Remainers will undoubtedly point to the environmentalist groups which have come out in favour of the EU as evidence the UK's marine life is better off if we stay inside the EU. They will of course fail to mention the millions of £s the EU pumps into these groups on our behalf. We are not suggesting Greenpeace and other groups have been 'bought off' by the EU, but they should be honest to the Great British Public and declare the fact they have a financial interest in Britain voting to Remain. It is true the UK government also gives money to various charities and campaign groups, and there is a case for taxpayer-funded campaigns. However it should be up to British taxpayers to decide where their money is spent, and if they feel the government is misspending and wasting their money, they can remove those responsible in a general election. The European Commission which runs the EU is not elected. The UK's own European Commissioner, Lord Hill, has never held an elected position in his life. It is therefore impossible for the Great British Public to have a say. The unelected and unaccountable nature of the EU ensures these funding deals are not transparent, meaning we do not know the conditions the charities had to agree to in order to receive the cash. All of this means the charities and groups which receive money from the EU are compromised and should not enter into the referendum debate.

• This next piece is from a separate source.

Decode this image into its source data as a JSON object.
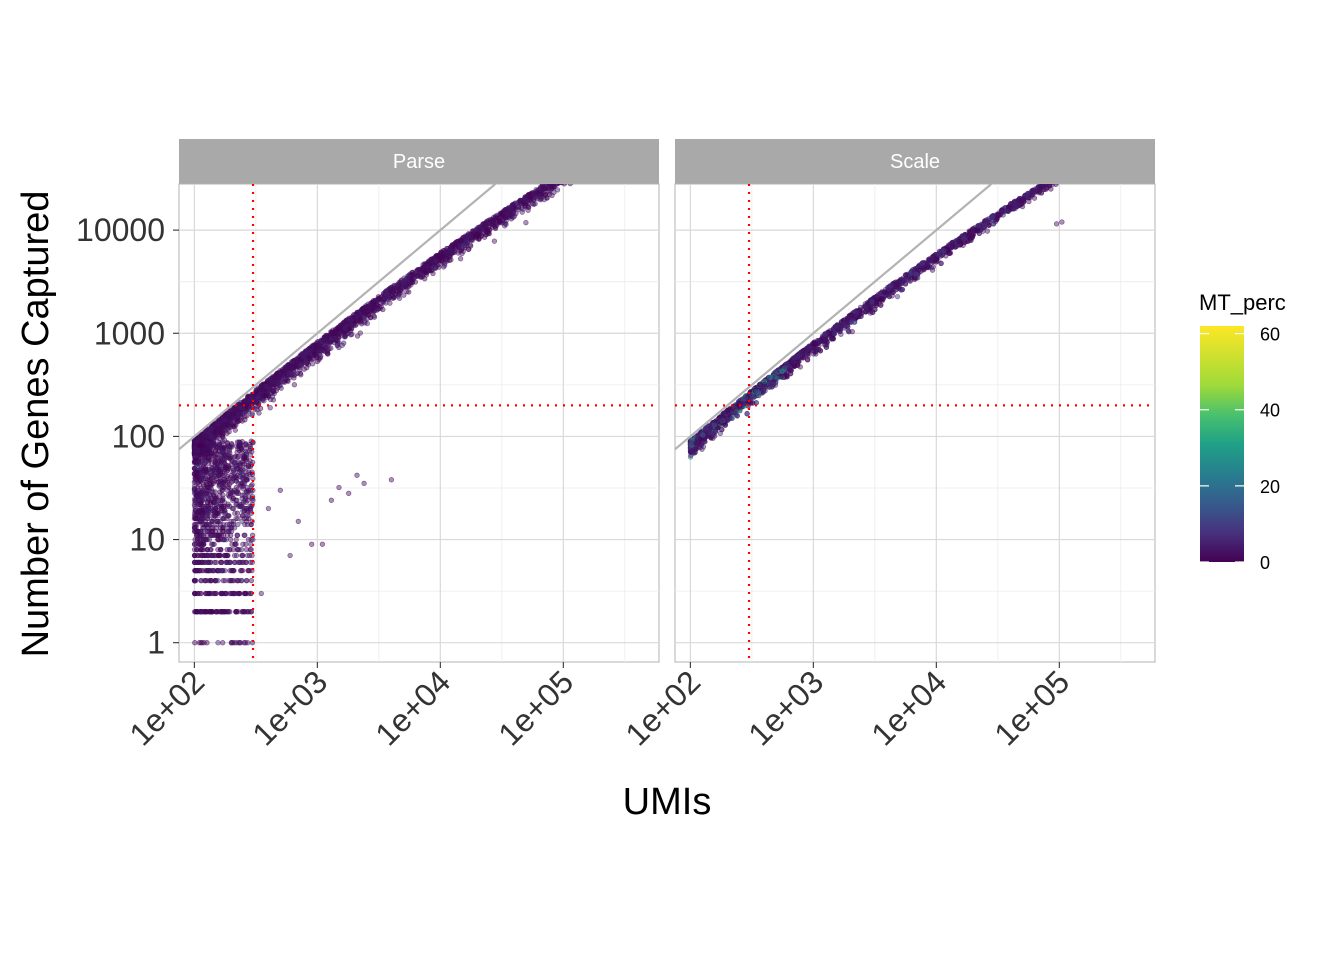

Brexit would have several potential benefits for Britain's fishermen. It would restore the UK government's control over this important industry, allowing it to pursue a more environmentally-prudent policy and the regeneration of jobs for our fishermen. Under International Law the UK owns its own waters ensuring the British government would have a strong hand in further negotiations with the EU following Brexit. There would be a wide range of different options available to the UK, ranging from limiting the amount of time fishermen are allowed out at sea, to more radical solutions such as a ban on commercial fishing whilst compensating existing fishermen. It is clear the EU itself is highly resistant to change, and by the time it implements or adopts necessary reform it would clearly be too late for our own fishing industry. Norway, Iceland and Greenland all have highly successful fishing industries and they are all outside the EU. It is clear a Remain vote will destroy what is left of Britain's fishermen and our fish stocks; whilst a vote to Leave could lead to radical change which could help them both gradually recover. For all those who care about Britain's fishing industry, there is only one option - and this is to vote to Get Britain Out of the EU.